I don't define Esme by her autism, because anyone who knows her can see that she is so much more than that. I love her feisty spirit. I love the way she yells "Mama, Mama, Mama!" whenever she is upset, even though she calls me "Mommy". I love the way that she takes her clothes off as soon as we walk in the door and puts on her princess dress up clothes - every time. I love the way she always matches her dress up shoes to her dress up dress. I love the way she is becoming her own person - hating all the clothes I like her to wear and pitching a fit when I try to put something brown or green or blue (read: not pink or purple) on her. I love the way she has become so far removed from who I am and who Cameron is and has totally and completely become who SHE is.
But I would be lying if I said I didn't want more for her. I want her to be able to do anything she wants in life. I want her to make and keep friends as they get older and more sophisticated in their social skills. I want her to be able to tell me what she is thinking and what she is planning. I want her to feel comfortable in her own skin. I want to be able to assume that she will be able to live an independent life. I want to be able to assume that she will have the opportunity to become whoever she wants to become.

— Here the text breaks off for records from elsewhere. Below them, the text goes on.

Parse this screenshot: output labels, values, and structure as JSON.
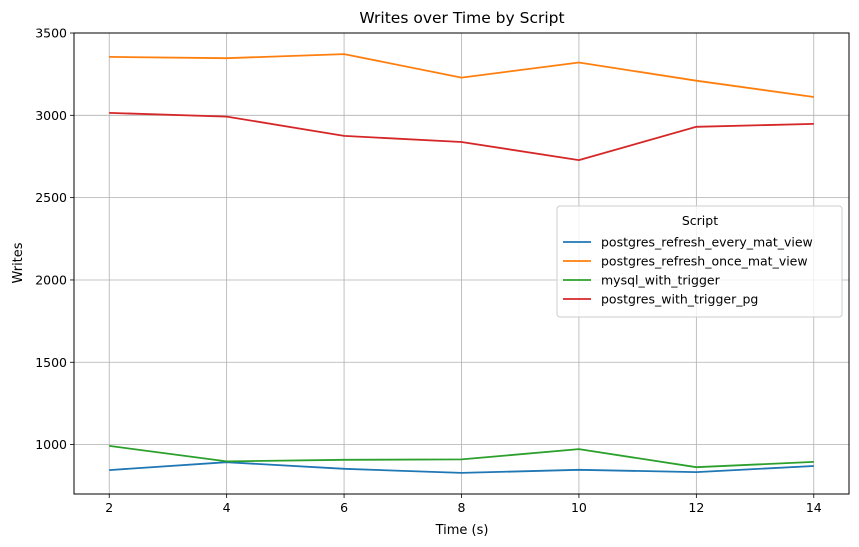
{
  "chart_data": {
    "type": "line",
    "title": "Writes over Time by Script",
    "xlabel": "Time (s)",
    "ylabel": "Writes",
    "xlim": [
      1.4,
      14.6
    ],
    "ylim": [
      700,
      3500
    ],
    "x": [
      2,
      4,
      6,
      8,
      10,
      12,
      14
    ],
    "xticks": [
      2,
      4,
      6,
      8,
      10,
      12,
      14
    ],
    "yticks": [
      1000,
      1500,
      2000,
      2500,
      3000,
      3500
    ],
    "grid": true,
    "legend": {
      "title": "Script",
      "position": "center-right"
    },
    "series": [
      {
        "name": "postgres_refresh_every_mat_view",
        "color": "#1f77b4",
        "values": [
          845,
          893,
          853,
          828,
          847,
          833,
          870
        ]
      },
      {
        "name": "postgres_refresh_once_mat_view",
        "color": "#ff7f0e",
        "values": [
          3355,
          3347,
          3372,
          3229,
          3321,
          3210,
          3111
        ]
      },
      {
        "name": "mysql_with_trigger",
        "color": "#2ca02c",
        "values": [
          992,
          898,
          908,
          910,
          973,
          863,
          895
        ]
      },
      {
        "name": "postgres_with_trigger_pg",
        "color": "#d62728",
        "values": [
          3015,
          2992,
          2875,
          2838,
          2728,
          2930,
          2948
        ]
      }
    ]
  }
}
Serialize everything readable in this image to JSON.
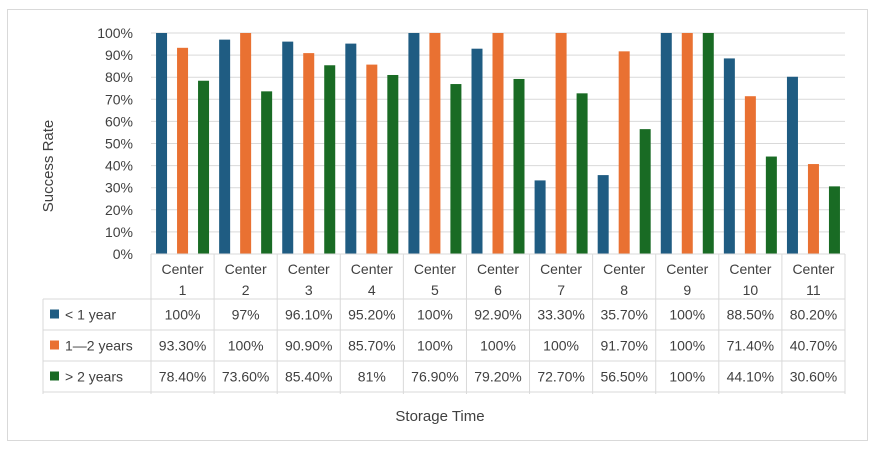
{
  "chart_data": {
    "type": "bar",
    "xlabel": "Storage Time",
    "ylabel": "Success Rate",
    "ylim": [
      0,
      100
    ],
    "y_ticks": [
      "0%",
      "10%",
      "20%",
      "30%",
      "40%",
      "50%",
      "60%",
      "70%",
      "80%",
      "90%",
      "100%"
    ],
    "categories": [
      [
        "Center",
        "1"
      ],
      [
        "Center",
        "2"
      ],
      [
        "Center",
        "3"
      ],
      [
        "Center",
        "4"
      ],
      [
        "Center",
        "5"
      ],
      [
        "Center",
        "6"
      ],
      [
        "Center",
        "7"
      ],
      [
        "Center",
        "8"
      ],
      [
        "Center",
        "9"
      ],
      [
        "Center",
        "10"
      ],
      [
        "Center",
        "11"
      ]
    ],
    "series": [
      {
        "name": "< 1 year",
        "color": "#1f5c82",
        "values": [
          100,
          97,
          96.1,
          95.2,
          100,
          92.9,
          33.3,
          35.7,
          100,
          88.5,
          80.2
        ],
        "labels": [
          "100%",
          "97%",
          "96.10%",
          "95.20%",
          "100%",
          "92.90%",
          "33.30%",
          "35.70%",
          "100%",
          "88.50%",
          "80.20%"
        ]
      },
      {
        "name": "1—2 years",
        "color": "#e97132",
        "values": [
          93.3,
          100,
          90.9,
          85.7,
          100,
          100,
          100,
          91.7,
          100,
          71.4,
          40.7
        ],
        "labels": [
          "93.30%",
          "100%",
          "90.90%",
          "85.70%",
          "100%",
          "100%",
          "100%",
          "91.70%",
          "100%",
          "71.40%",
          "40.70%"
        ]
      },
      {
        "name": "> 2 years",
        "color": "#196b24",
        "values": [
          78.4,
          73.6,
          85.4,
          81,
          76.9,
          79.2,
          72.7,
          56.5,
          100,
          44.1,
          30.6
        ],
        "labels": [
          "78.40%",
          "73.60%",
          "85.40%",
          "81%",
          "76.90%",
          "79.20%",
          "72.70%",
          "56.50%",
          "100%",
          "44.10%",
          "30.60%"
        ]
      }
    ],
    "grid": true,
    "legend": "data-table"
  }
}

Its that part of autism that drives me crazy. I feel like I can't prepare myself for caring for Esme when she is an adult because I don't know how far she will progress. I can't totally enjoy her as-is when everyone is telling you that more intervention means a 'better' adult outcome. I don't want her childhood to be seen only as a precursor to adulthood - a time of therapy and work to get to the part of life that 'really matters'. I want her childhood to matter, and to be whatever she wants it to be. But on the other hand. I don't want to short-change her and not give her every opportunity to succeed.

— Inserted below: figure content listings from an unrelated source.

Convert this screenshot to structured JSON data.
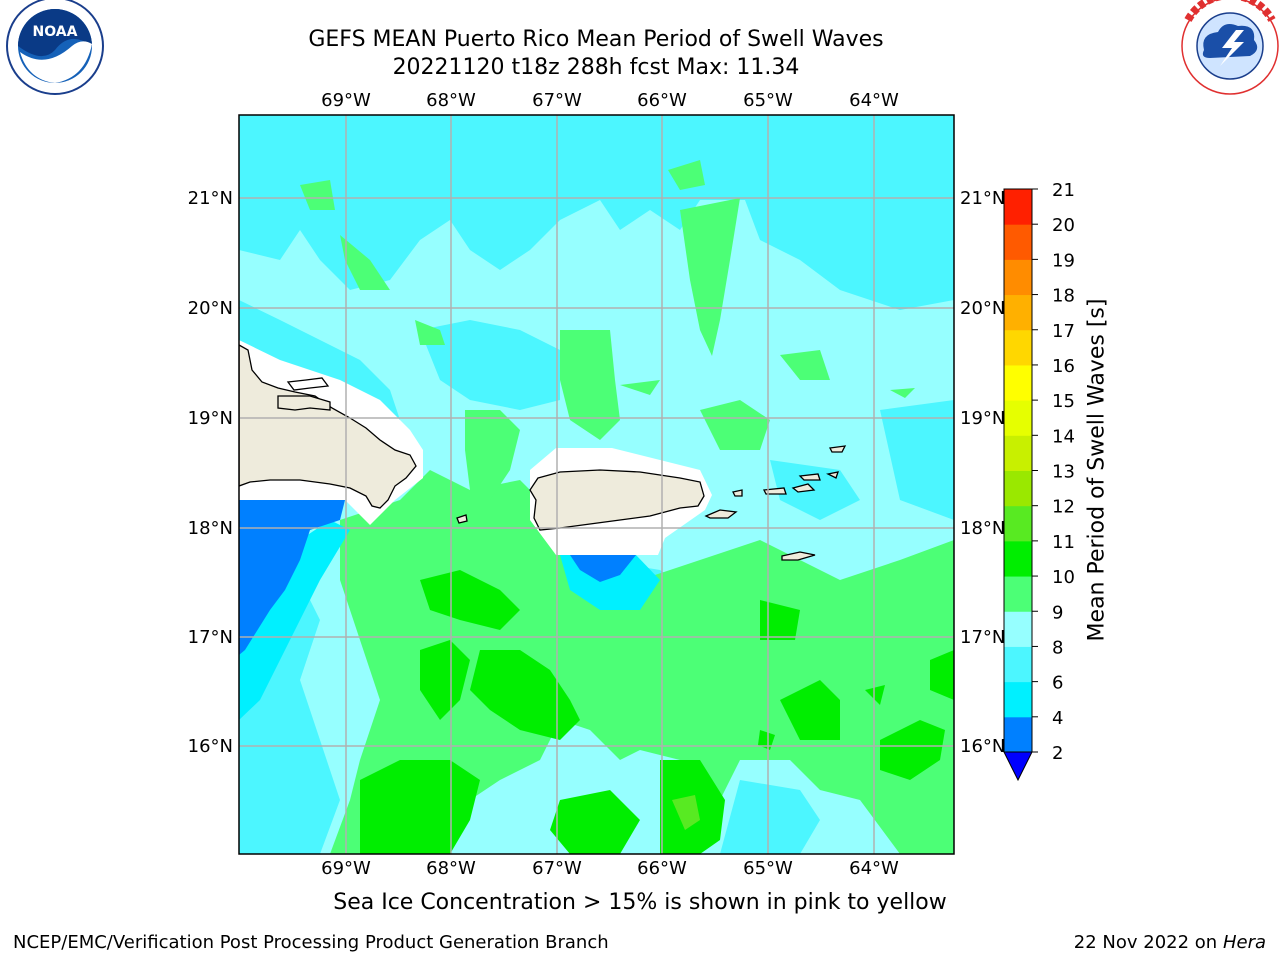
{
  "title": {
    "line1": "GEFS MEAN Puerto Rico Mean Period of Swell Waves",
    "line2": "20221120 t18z 288h fcst   Max: 11.34"
  },
  "logos": {
    "noaa": {
      "text": "NOAA",
      "ring_text": "NATIONAL OCEANIC AND ATMOSPHERIC ADMINISTRATION · U.S. DEPARTMENT OF COMMERCE"
    },
    "nws": {
      "ring_text": "NATIONAL WEATHER SERVICE"
    }
  },
  "map": {
    "lon_labels": [
      "69°W",
      "68°W",
      "67°W",
      "66°W",
      "65°W",
      "64°W"
    ],
    "lat_labels": [
      "21°N",
      "20°N",
      "19°N",
      "18°N",
      "17°N",
      "16°N"
    ],
    "colors": {
      "bg": "#96ffff",
      "cyan": "#4cf6ff",
      "cyan_bright": "#00f0ff",
      "green_light": "#4cff76",
      "green": "#00ee00",
      "green_yellow": "#58ea22",
      "blue": "#0080ff",
      "land": "#eeebdc",
      "mask": "#ffffff"
    }
  },
  "colorbar": {
    "label": "Mean Period of Swell Waves [s]",
    "ticks": [
      "2",
      "4",
      "6",
      "8",
      "9",
      "10",
      "11",
      "12",
      "13",
      "14",
      "15",
      "16",
      "17",
      "18",
      "19",
      "20",
      "21"
    ],
    "colors": [
      "#0000ff",
      "#0080ff",
      "#00f0ff",
      "#4cf6ff",
      "#96ffff",
      "#4cff76",
      "#00ee00",
      "#58ea22",
      "#9ae800",
      "#c8f000",
      "#e6ff00",
      "#ffff00",
      "#ffd700",
      "#ffb000",
      "#ff8c00",
      "#ff5a00",
      "#ff2000",
      "#ff0000"
    ]
  },
  "footer": {
    "note": "Sea Ice Concentration > 15% is shown in pink to yellow",
    "left": "NCEP/EMC/Verification Post Processing Product Generation Branch",
    "right_date": "22 Nov 2022 on",
    "right_host": "Hera"
  }
}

Sometimes I do wish I had a crystal ball so I could look into the future and see what it holds for Esme. Because if she is living in a group home and volunteering at the Humane Society, if she is living with a roommate and working a simple job, if she is in university getting her PhD, I would be ok with all of that. It's the not knowing that makes me crazy. Maybe not so much not knowing as not-being-able-to-assume. Or dream.
But Esme keeps us living in the present. To Esme, there is only the present. And so we spend our presents dancing to "Tale as old as Time" (or "tins-ol-time"), playing with 'prin-tense' dolls, watching 'Beauty Beast', and matching our purple shoes to our purple dresses.
One thing I am sure of is that this is not what I was expecting when I was expecting Esme. This is not the life I planned. This is not the child I imagined.
She is 100% more wonderful than I ever thought she would be. And that is one percentage I am sure on.